@WILD:
Another one is say you are taking a coastal tt. You wanted to bring in more units by transport but there was an enemy ship blocking your way so you could not do an amphib assault w/orig attack. You do the navy battle, now in noncombat the path is clear, so you can transport your other units in now to the tt you just took. Might be more useful in 1940 games w/NB allowing ships to move 3 sz. There seems to be a lot of cock blocking in the Pacific.
I think your first situation is correct but I’m having a hard time understanding the benefit of the second situation, unless I’m misreading it. If you are engaging in combat in the sea zone and the coastal territory (with the SZ the only access point to the territory), why wouldn’t you just bring the transport along with the naval attack to assist in capturing the territory?

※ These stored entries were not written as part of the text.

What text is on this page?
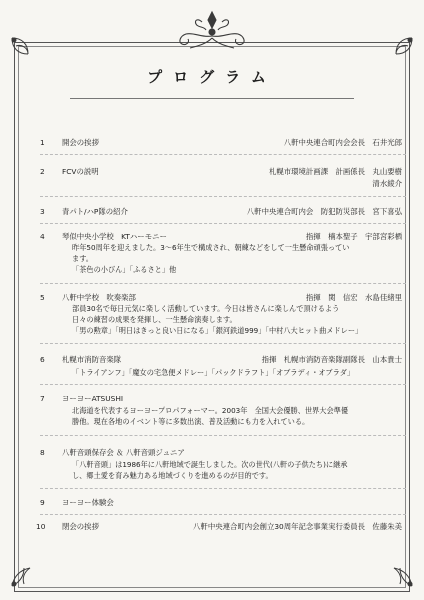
プログラム
1 開会の挨拶	八軒中央連合町内会会長　石井光郎
2 FCVの説明	札幌市環境計画課　計画係長　丸山要樹
清水綾介
3 青パト/ハP隊の紹介	八軒中央連合町内会　防犯防災部長　宮下喜弘
4 琴似中央小学校　KTハーモニー	指揮　楠本聖子　宇部宮彩栖
昨年50周年を迎えました。3～6年生で構成され、朝練などをして一生懸命頑張ってい
ます。
「茶色の小びん」「ふるさと」他
5 八軒中学校　吹奏楽部	指揮　関　信宏　水島佳緒里
部員30名で毎日元気に楽しく活動しています。今日は皆さんに楽しんで頂けるよう
日々の練習の成果を発揮し、一生懸命演奏します。
「男の勲章」「明日はきっと良い日になる」「銀河鉄道999」「中村八大ヒット曲メドレー」
6 札幌市消防音楽隊	指揮　札幌市消防音楽隊副隊長　山本貴士
「トライアンフ」「魔女の宅急便メドレー」「パックドラフト」「オブラディ・オブラダ」
7 ヨーヨーATSUSHI
北海道を代表するヨーヨープロパフォーマー。2003年　全国大会優勝、世界大会準優
勝他。現在各地のイベント等に多数出演、普及活動にも力を入れている。
8 八軒音頭保存会 ＆ 八軒音頭ジュニア
「八軒音頭」は1986年に八軒地域で誕生しました。次の世代(八軒の子供たち)に継承
し、郷土愛を育み魅力ある地域づくりを進めるのが目的です。
9 ヨーヨー体験会
10 閉会の挨拶	八軒中央連合町内会創立30周年記念事業実行委員長　佐藤朱美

The only thing that I can think of that would make this useful is if the naval battle isn’t certain and there are additional units attacking the territory by land that would make that battle certain. Like if you have one enemy destroyer and you only attack it with one fighter, and the territory is empty, and all you have to do is walk a guy in by land from an adjacent territory. In this situation you don’t want to risk your transport getting shot at if his destroyer hits and your fighter misses, so you wait to make sure the destroyer is hit and then move the transport in to drop off the reinforcements in the newly captured territory.
@dinosaur:
The question should be asked though; why would you ever want to do it that way?
I don’t think it is something that is done often; in general you’ll want win each battle convincingly which requires all the units that can reach, but I think there are quite a few subtle situations where this is very important.
So let me get this straight, in sea battles, you can kill an enemy blocker ship (destroyer) in the combat phase and move your fleet past that SZ into the next SZ in the non-combat phase assuming that none of your fleet is engaging in a combat move. Is this correct? If so this really changes things for me in Pacific…
Dylan, is misspelling they’re/their and you’re/your some kind of gimmick?